[swift-evolution] [swift-evolution-announce] [Review #2] SE-0117: Default classes to be non-subclassable publicly

Leonardo Pessoa me at lmpessoa.com
Mon Jul 18 12:28:20 CDT 2016

Then we would need another keyword to close the method again should we

   public sealed override func foo()

I don't see any association between override and open/sealed as they
relate to two different aspects of class inheritance. One declares the
method is overriding a superclass method; the other that this method
can(not) be further overriden. With inherited openness, it should be
possible to revert it and defaulting to inherited openness will demand
the introduction of another keword (sealed/closed/nonopen).

It would be simpler to have one global default and one keyword only.
Two keywords add to complexity to learn the language.
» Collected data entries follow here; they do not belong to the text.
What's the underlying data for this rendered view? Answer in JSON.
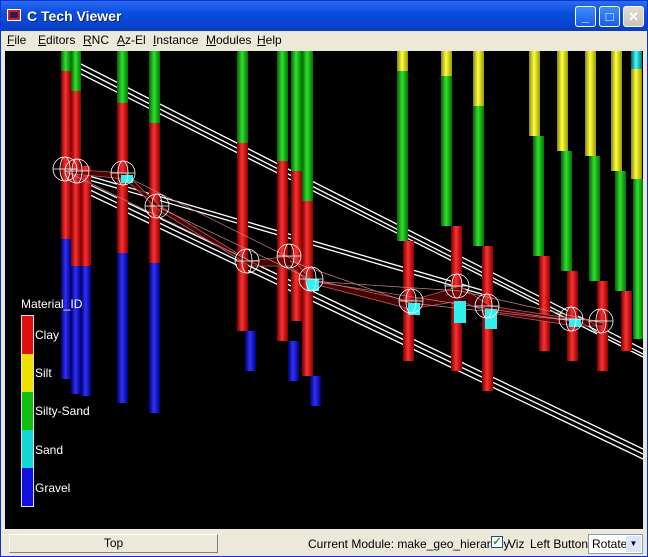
{
  "window": {
    "title": "C Tech Viewer",
    "minimize_label": "_",
    "maximize_label": "□",
    "close_label": "✕"
  },
  "menu": [
    "File",
    "Editors",
    "RNC",
    "Az-El",
    "Instance",
    "Modules",
    "Help"
  ],
  "legend": {
    "title": "Material_ID",
    "entries": [
      {
        "label": "Clay",
        "color": "#e01010"
      },
      {
        "label": "Silt",
        "color": "#f0e000"
      },
      {
        "label": "Silty-Sand",
        "color": "#10c010"
      },
      {
        "label": "Sand",
        "color": "#10d8d8"
      },
      {
        "label": "Gravel",
        "color": "#1010e0"
      }
    ]
  },
  "status": {
    "view_button": "Top",
    "current_module_label": "Current Module: make_geo_hierarchy",
    "viz_label": "Viz",
    "viz_checked": true,
    "left_button_label": "Left Button",
    "left_button_mode": "Rotate"
  }
}
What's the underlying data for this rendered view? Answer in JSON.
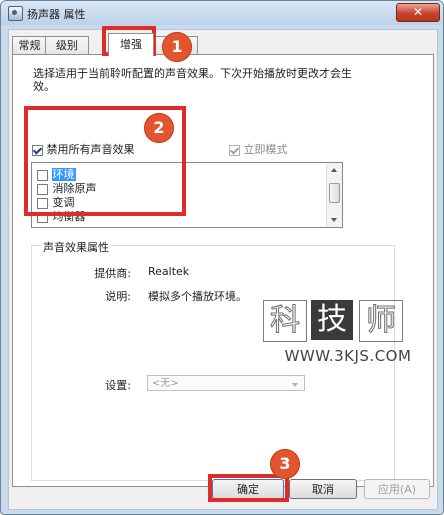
{
  "window": {
    "title": "扬声器 属性",
    "close_glyph": "✕"
  },
  "tabs": [
    {
      "label": "常规"
    },
    {
      "label": "级别"
    },
    {
      "label": "增强"
    }
  ],
  "enhancements": {
    "description": "选择适用于当前聆听配置的声音效果。下次开始播放时更改才会生效。",
    "disable_all": {
      "label": "禁用所有声音效果",
      "checked": true
    },
    "immediate_mode": {
      "label": "立即模式",
      "checked": true,
      "enabled": false
    },
    "items": [
      {
        "label": "环境",
        "checked": false,
        "selected": true
      },
      {
        "label": "消除原声",
        "checked": false
      },
      {
        "label": "变调",
        "checked": false
      },
      {
        "label": "均衡器",
        "checked": false
      }
    ]
  },
  "properties": {
    "group_label": "声音效果属性",
    "provider_label": "提供商:",
    "provider_value": "Realtek",
    "description_label": "说明:",
    "description_value": "模拟多个播放环境。",
    "settings_label": "设置:",
    "settings_value": "<无>"
  },
  "watermark": {
    "chars": [
      "科",
      "技",
      "师"
    ],
    "url": "WWW.3KJS.COM"
  },
  "buttons": {
    "ok": "确定",
    "cancel": "取消",
    "apply": "应用(A)"
  },
  "annotations": [
    "1",
    "2",
    "3"
  ],
  "colors": {
    "highlight": "#e02b2b",
    "badge": "#e3552f",
    "selection": "#3399ff"
  }
}
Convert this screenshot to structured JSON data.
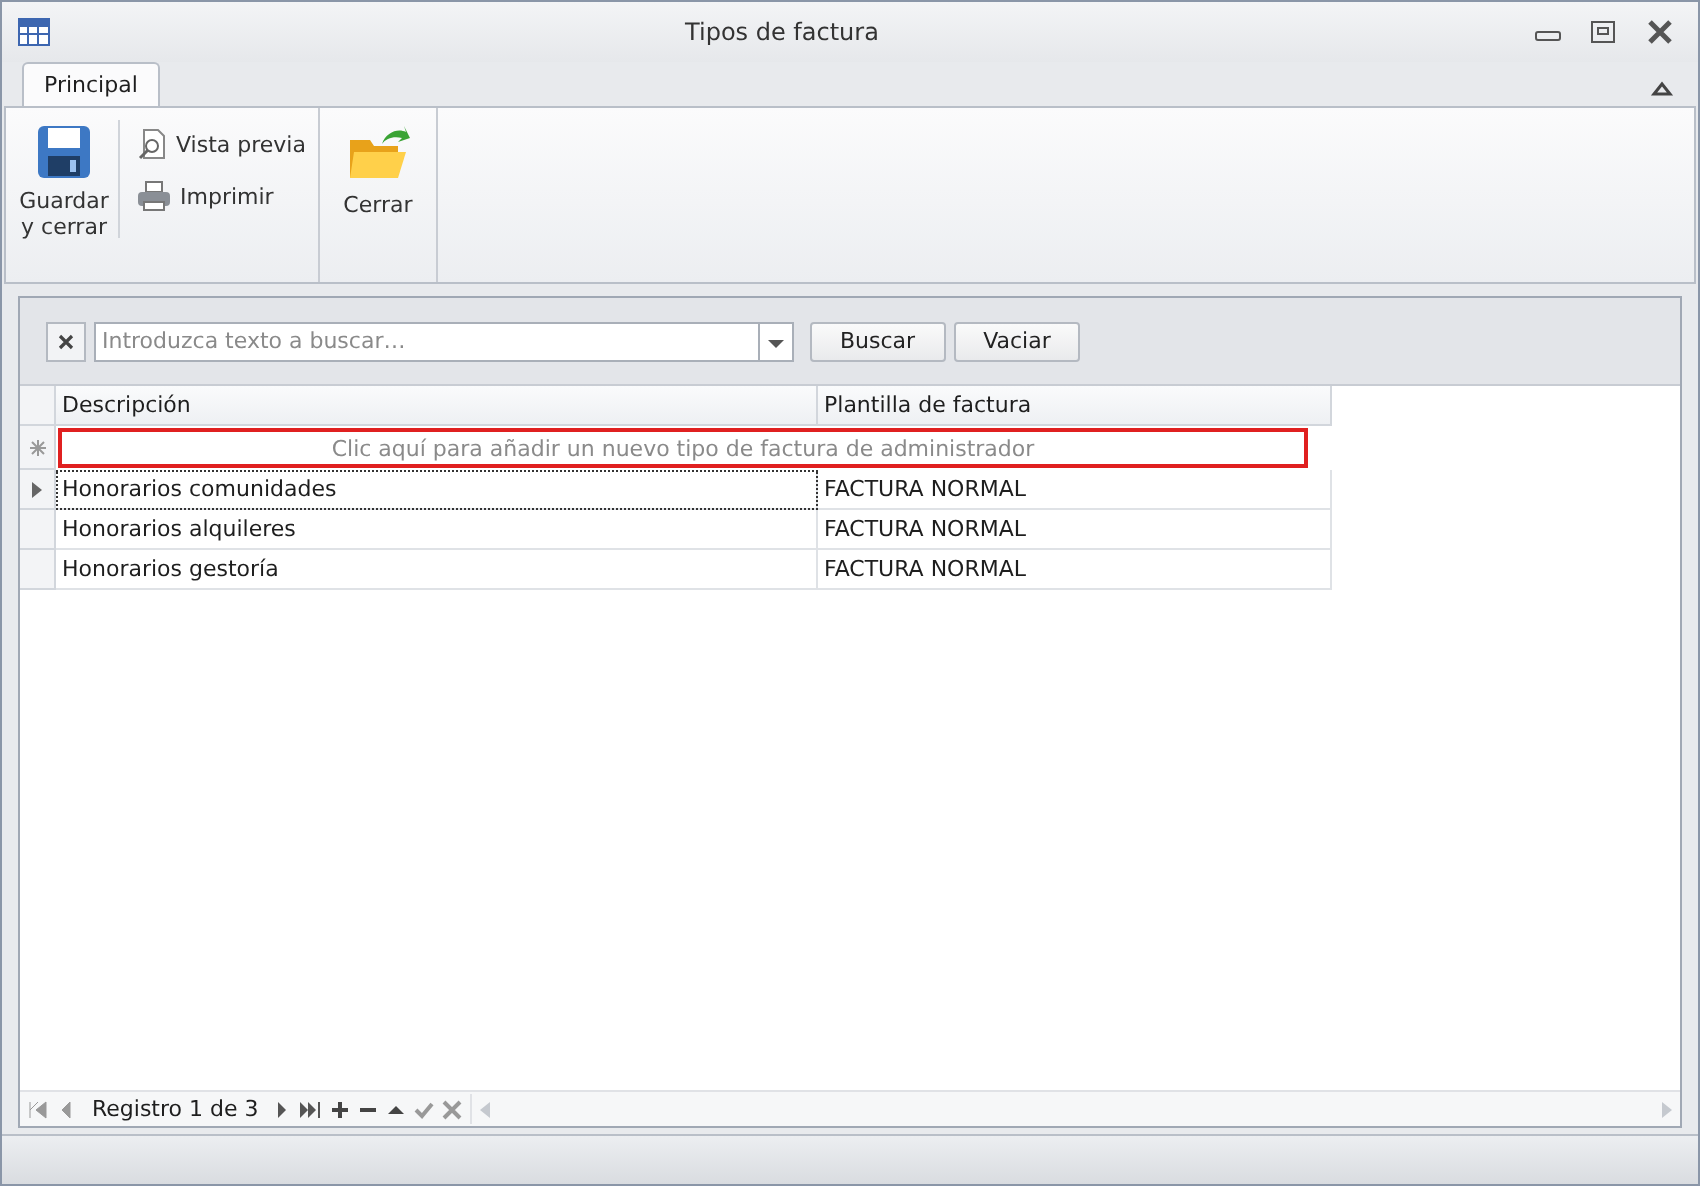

On 18 July 2016 at 14:12, John McCall via swift-evolution
<swift-evolution at swift.org> wrote:
>> On Jul 17, 2016, at 3:12 PM, Scott James Remnant via swift-evolution <swift-evolution at swift.org> wrote:
>> I disagree that an `open` method overridden from a superclass is implicitly `open`.
>> As the rationale for the proposal states, overridability is hard to get right, and there is no guarantee that the consumer of an API is going to think about it. The default for override methods should not be `open` or `final`, it should be the internal equivalent.
>> A coder subclassing a public API, who themselves wants their subclass to be subclassable, should need to restate `open` where appropriate.
> I don't think that defaulting to non-open would be a good idea.  Like I covered in the proposal, inherited open methods remain open; letting an override implicitly close off an open method would create a pretty unfortunate error-of-omission situation.
> We could remove the default here and require the method to be explicitly open/nonopen/final, but then we really do pile up the modifiers:
>   public open override func foo()
> To me, the fact that it's already marked with "override" suggests the possibility of open-ness enough to remove the need to re-state it.  I can see why you might disagree, though.
> John.
>> This also seems to be a general conflict in that you can always reduce the access, e.g. an API might have a `public open` method, but the subclass should be able to declare that as `override private` and thus the `open` keyword would be invalid in this context.